Al principio es tenebroso, como cuando se sueña y no se puede despertar. Es peor aún si sabes que estas soñando, pues entonces das cuenta que ni siquiera tu conciencia (o subconsciencia) atiende tus deseos.
Da un poco de miedo porque conoces la historia ya. Es como vivir esa fracción de segundo antes de tropezar y caer por las escaleras pero a un ritmo lento y de instantes detallados. Primero sientes que un agujero se forma en tu pecho. Ese agujero se va abriendo y al tiempo que te sientes vacío imaginas que comienzas a flotar. Pero flotar es feo, no es como volar. Flotar es despegarte de tu referencia, es perder el piso y control. Flotar es angustia e intranquilidad.
Entonces viene un cañonazo de ideas, sentimientos y colores que llenan la mente pero vacían el alma. Y eso se siente terrible. Hay gente que habla del dolor de un corazón roto o la añoranza de un familiar perdido; pero el miedo del quebranto del alma, el ruido que hace un sueño al caer y romperse es estremecedor. El vaciarse es como explotar por dentro, lentamente y con cierto cosquilleo. Es sentir como la impotencia corre por las venas mientras respiras cada vez más rápido y con mayor pesadez.
Luego, dependiendo de la experiencia, es cuando te da sed. Se sienten los labios secos y la garganta pastosa. La piel incluso comienza a descarapelarse un poco… cómo arena. El oasis del espejismo sigue ahí, entonces bebes y bebes un líquido que también sabe a indiferencia.

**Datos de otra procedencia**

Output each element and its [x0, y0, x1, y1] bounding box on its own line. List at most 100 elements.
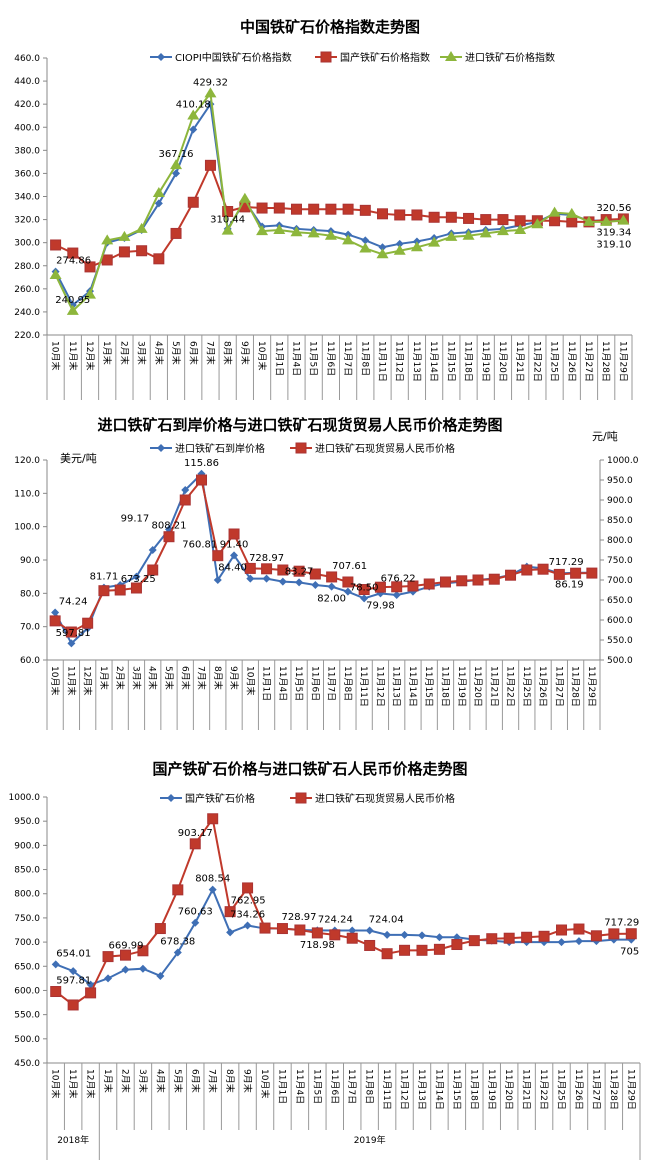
x-tick-label: 2月末	[114, 666, 126, 690]
y-tick-label: 70.0	[20, 623, 40, 633]
data-point	[374, 581, 386, 593]
data-point	[514, 223, 527, 234]
data-point	[290, 226, 303, 237]
x-tick-label: 11月26日	[573, 1069, 584, 1110]
data-point	[189, 125, 198, 134]
x-tick-label: 3月末	[137, 1069, 149, 1093]
x-tick-label: 11月18日	[463, 341, 474, 382]
x-tick-label: 11月22日	[505, 666, 516, 707]
y2-tick-label: 950.0	[607, 476, 633, 486]
x-tick-label: 11月18日	[468, 1069, 479, 1110]
data-point	[102, 951, 114, 963]
x-tick-label: 3月末	[136, 341, 148, 365]
series-line	[55, 162, 624, 269]
y2-tick-label: 700.0	[607, 576, 633, 586]
x-tick-label: 11月29日	[586, 666, 597, 707]
x-tick-label: 11月27日	[590, 1069, 601, 1110]
data-point	[172, 884, 184, 896]
data-label: 728.97	[282, 912, 317, 923]
data-point	[173, 948, 182, 957]
data-label: 81.71	[90, 572, 119, 583]
data-point	[67, 247, 79, 259]
data-point	[521, 564, 533, 576]
data-point	[537, 563, 549, 575]
x-tick-label: 10月末	[259, 1069, 271, 1098]
data-label: 762.95	[231, 896, 266, 907]
x-tick-label: 11月20日	[503, 1069, 514, 1110]
data-point	[445, 230, 458, 241]
data-point	[277, 564, 289, 576]
x-tick-label: 10月末	[244, 666, 256, 695]
x-tick-label: 10月末	[50, 1069, 62, 1098]
data-point	[135, 222, 148, 233]
x-tick-label: 7月末	[204, 341, 216, 365]
data-point	[309, 568, 321, 580]
x-tick-label: 11月27日	[583, 341, 594, 382]
data-point	[395, 239, 404, 248]
data-point	[582, 215, 595, 226]
x-tick-label: 5月末	[172, 1069, 184, 1093]
y2-tick-label: 500.0	[607, 656, 633, 666]
data-point	[325, 203, 337, 215]
series-1	[51, 100, 628, 309]
legend-label: 国产铁矿石价格指数	[340, 51, 430, 64]
y-axis-unit: 美元/吨	[60, 452, 97, 465]
data-point	[238, 192, 251, 203]
x-tick-label: 11月13日	[416, 1069, 427, 1110]
legend-marker	[445, 51, 457, 61]
x-tick-label: 11月7日	[342, 341, 353, 376]
data-point	[600, 215, 613, 226]
data-label: 319.10	[596, 240, 631, 251]
data-label: 808.21	[151, 521, 186, 532]
chart-2: 进口铁矿石到岸价格与进口铁矿石现货贸易人民币价格走势图 60.0 70.0 80.0 9…	[14, 416, 639, 730]
data-label: 274.86	[56, 256, 91, 267]
data-point	[407, 580, 419, 592]
y-tick-label: 60.0	[20, 656, 40, 666]
y-tick-label: 260.0	[14, 285, 40, 295]
data-point	[428, 236, 441, 247]
legend-marker	[295, 792, 307, 804]
data-point	[399, 944, 411, 956]
y-tick-label: 750.0	[14, 914, 40, 924]
data-point	[608, 928, 620, 940]
x-tick-label: 5月末	[163, 666, 175, 690]
data-point	[488, 573, 500, 585]
data-point	[136, 245, 148, 257]
y-tick-label: 550.0	[14, 1011, 40, 1021]
data-point	[152, 187, 165, 198]
x-tick-label: 4月末	[147, 666, 159, 690]
data-point	[98, 585, 110, 597]
y-tick-label: 120.0	[14, 456, 40, 466]
y-tick-label: 850.0	[14, 866, 40, 876]
legend-marker	[320, 51, 332, 63]
x-tick-label: 6月末	[189, 1069, 201, 1093]
data-point	[468, 935, 480, 947]
x-tick-label: 11月19日	[456, 666, 467, 707]
x-tick-label: 11月11日	[377, 341, 388, 382]
series-line	[54, 471, 592, 645]
x-tick-label: 11月末	[65, 666, 77, 695]
data-point	[49, 268, 62, 279]
x-tick-label: 11月8日	[364, 1069, 375, 1104]
x-tick-label: 2月末	[118, 341, 130, 365]
x-tick-label: 11月26日	[566, 341, 577, 382]
x-tick-label: 11月末	[67, 341, 79, 370]
y-tick-label: 240.0	[14, 308, 40, 318]
x-tick-label: 11月7日	[346, 1069, 357, 1104]
y-tick-label: 420.0	[14, 100, 40, 110]
data-point	[118, 230, 131, 241]
data-point	[276, 923, 288, 935]
x-tick-label: 4月末	[154, 1069, 166, 1093]
data-point	[394, 209, 406, 221]
data-label: 99.17	[121, 513, 150, 524]
x-tick-label: 11月7日	[326, 666, 337, 701]
legend-label: 进口铁矿石现货贸易人民币价格	[315, 442, 455, 455]
x-tick-label: 12月末	[85, 1069, 97, 1098]
data-label: 717.29	[549, 557, 584, 568]
x-tick-label: 11月15日	[451, 1069, 462, 1110]
y2-tick-label: 750.0	[607, 556, 633, 566]
data-point	[154, 199, 163, 208]
data-label: 760.81	[182, 540, 217, 551]
data-point	[566, 216, 578, 228]
data-point	[226, 928, 235, 937]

Eso ahoga… pero cuando la indiferencia es ajena y para uno; entonces sabe a fuego y huele a azufre. Tus ojos se abren (demás) y para cuando percatas la enorme grieta que dreno el estanque ya estás precipitándote bajo tierra.
La desesperación no dura mucho, pues dependiendo de que tan ligero eres (o quieres ser) la caída siempre es lenta y poco impresionante. El problema es que ahí, quieto, en el fondo de esa gruta mágica puedes ver brillar todos esos otros “felices” momentos que ahora son piedras cristalizadas, joyas enterradas y brillantes opacos.
El miedo vuelve de nuevo. El miedo de perder otro pedazo de carbón alucinado como diamante. Algunas veces fue por gusto, otras por apatía; pero cuando se alimenta la idealización con genuina motivación es entonces cuando más duele ver todos esos minerales incrustados en parajes remotos de nuestra cueva subterránea.
Algunos entonces lloran. Otros estallan en ira. Otros más agrietan las paredes con sonoras e hirientes carcajadas. Pero la verdad es que el daño es y se vive para uno mismo. Se siente, se devora, se analiza, se disfruta, se detesta, se exalta, se esconde, se potencia, se le da un nombre, se le describe, se le olvida, se le ama.
No dejamos; sin embargo, de jugar. Crear espejismos es un pasatiempo peligroso. Fugaz a veces, pero siempre potencialmente devastador. Algunos no lo sobreviven, otros aprenden a vivir de él. Yo no sé si pueda sobrevivir otra ilusión pues es posible que ya este ahogado en espejismos.